Selon des rumeurs et des rumeurs de couloirs, la raison de ce report est davantage due aux actions de lobbying des fabricants et des conducteurs. les associations. D'autres sources, encore une fois, rappellent que l'approche municipale et qu'il ne serait pas dans l'intérêt du ministre de l'Intérieur, Manuel Valls, dont dépend le CNSR, de faire reculer une partie de son électorat.

Excès de vitesse et pénalités financières

Avant que cette réduction des limitations de vitesse ne soit enregistrée ou non, il est important de rappeler que la vitesse peut être accompagnée de lourdes sanctions pénales et financières, sous la forme d'amendes et de retraits de points.

– 1 point et 68 euros ** d'amende pour tout dépassement de moins de 20 km / h en dehors de la ville
– 1 point et 135 euros ** d'amende pour dépassement de moins de 20 km / h en agglomération
– 2 points et 135 euros ** d'amende pour un excès de 20 km / h à moins de 30 km / h
– 3 points et 135 euros ** d'amende pour un excès de 30 km / h à moins de 40 km / h
– 4 points et 135 euros ** d'amende pour un excès de 40 km / h à moins de 50 km / h
– 6 points et 1.500 euros * d'amende pour un dépassement de 50 km / h
– 6 points et 3 750 euros * d'amende pour récidive d'un excès de 50 km / h en

* Amende maximale (maximum en dessous duquel le juge reste libre de prononcer la sanction appropriée)
** Pénalité forfaitaire (peut être réduite en cas de paiement dans les 3 jours et augmentée en cas de retard de plus de 30 jours)

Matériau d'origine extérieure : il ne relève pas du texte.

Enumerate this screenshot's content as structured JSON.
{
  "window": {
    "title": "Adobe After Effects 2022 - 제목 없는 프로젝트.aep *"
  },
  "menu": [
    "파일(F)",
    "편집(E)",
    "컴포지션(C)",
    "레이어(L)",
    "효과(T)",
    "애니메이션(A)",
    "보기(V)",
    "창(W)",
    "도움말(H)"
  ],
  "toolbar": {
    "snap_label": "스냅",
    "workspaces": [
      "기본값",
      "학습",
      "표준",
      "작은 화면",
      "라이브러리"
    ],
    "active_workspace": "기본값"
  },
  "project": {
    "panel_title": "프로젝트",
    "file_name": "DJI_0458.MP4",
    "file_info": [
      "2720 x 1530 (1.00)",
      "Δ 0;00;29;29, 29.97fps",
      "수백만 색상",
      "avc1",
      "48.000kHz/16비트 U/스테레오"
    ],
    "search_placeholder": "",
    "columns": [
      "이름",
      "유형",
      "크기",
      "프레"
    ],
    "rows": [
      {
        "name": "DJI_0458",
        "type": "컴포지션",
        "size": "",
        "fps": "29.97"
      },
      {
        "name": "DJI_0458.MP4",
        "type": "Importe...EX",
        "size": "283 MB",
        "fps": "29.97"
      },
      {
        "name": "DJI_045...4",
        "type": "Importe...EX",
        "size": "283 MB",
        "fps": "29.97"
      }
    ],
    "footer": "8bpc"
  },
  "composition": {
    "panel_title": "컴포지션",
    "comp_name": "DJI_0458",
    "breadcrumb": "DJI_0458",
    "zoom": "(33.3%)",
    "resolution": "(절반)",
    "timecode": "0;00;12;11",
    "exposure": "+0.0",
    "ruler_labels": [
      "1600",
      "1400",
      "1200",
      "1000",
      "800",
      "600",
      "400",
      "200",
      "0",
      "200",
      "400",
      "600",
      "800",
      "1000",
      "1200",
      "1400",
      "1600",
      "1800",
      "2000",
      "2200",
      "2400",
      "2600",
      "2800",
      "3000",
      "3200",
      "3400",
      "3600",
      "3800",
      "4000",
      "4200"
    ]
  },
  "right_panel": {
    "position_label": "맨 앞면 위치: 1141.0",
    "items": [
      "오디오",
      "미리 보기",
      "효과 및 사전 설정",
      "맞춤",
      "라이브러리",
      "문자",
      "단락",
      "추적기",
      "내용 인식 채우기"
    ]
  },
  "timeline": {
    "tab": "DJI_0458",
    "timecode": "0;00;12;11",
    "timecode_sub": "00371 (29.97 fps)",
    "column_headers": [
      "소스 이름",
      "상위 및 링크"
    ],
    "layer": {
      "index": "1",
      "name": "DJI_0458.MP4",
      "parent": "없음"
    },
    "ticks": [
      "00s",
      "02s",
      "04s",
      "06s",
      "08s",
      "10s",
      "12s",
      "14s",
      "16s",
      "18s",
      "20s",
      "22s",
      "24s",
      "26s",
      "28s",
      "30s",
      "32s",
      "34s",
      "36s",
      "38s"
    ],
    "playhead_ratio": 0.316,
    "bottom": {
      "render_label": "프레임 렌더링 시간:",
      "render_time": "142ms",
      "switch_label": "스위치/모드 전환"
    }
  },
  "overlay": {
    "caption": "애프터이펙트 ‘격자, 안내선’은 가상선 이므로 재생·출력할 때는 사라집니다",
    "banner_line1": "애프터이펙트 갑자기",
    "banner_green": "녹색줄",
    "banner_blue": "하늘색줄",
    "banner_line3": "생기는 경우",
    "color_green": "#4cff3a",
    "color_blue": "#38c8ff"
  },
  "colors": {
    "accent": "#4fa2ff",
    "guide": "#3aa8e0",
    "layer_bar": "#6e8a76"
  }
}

Excès de vitesse, accident et assurance

Un assureur ne sanctionnera jamais une contravention pour excès de vitesse si elle s'avère "innocente" et ne cause aucun préjudice autre que le clignotement du radar. En revanche, si la vitesse abusive conduit à un accident responsable, la situation devient plus complexe pour l’assuré.

L'assureur ne refusera pas de réparer les dommages causés. En particulier ceux (matériels et matériels) causés à des tiers, qui seront absorbés par la garantie obligatoire "responsabilité civile". Les dommages du conducteur blessé seront également pris en charge si et seulement son contrat l’indiquait auparavant. Les conditions générales n'entraînent aucune exclusion pour excès de vitesse. L'assureur ne peut donc pas contester juridiquement le remboursement de son entreprise.

D'autre part, la post-compensation peut être plus compliquée. L’assureur peut réévaluer la prime de l’automobiliste s’il la juge trop dangereuse. Un accident responsable a déjà un impact sur la pénalité de l'assuré, qui voit son bonus-malus augmenter à 125%. Quelques mois si l'accident n'est que partiellement responsable.
Si l'accident résulte d'une suspension du permis de conduire, l'assuré doit impérativement en informer son assureur. La loi l’oblige à déclarer à l’assureur "Toutes les circonstances sont telles que l'assureur apprécie les risques qu'il assume". Une suspension de licence aggravant le risque couvert, il est impératif d'informer sa compagnie d'assurance. Dans ce cas, elle aura le droit de résilier le contrat pour défaut de déclaration. Cela compliquera encore les démarches pour trouver un autre assureur.

Il convient toutefois de noter que cette obligation de déclaration est temporaire et n’est valable que pour deux ans. Ainsi, si la suspension de la licence remonte à 3 ans, l’automobiliste peut complètement faire taire les informations pour trouver un assureur au tarif approprié.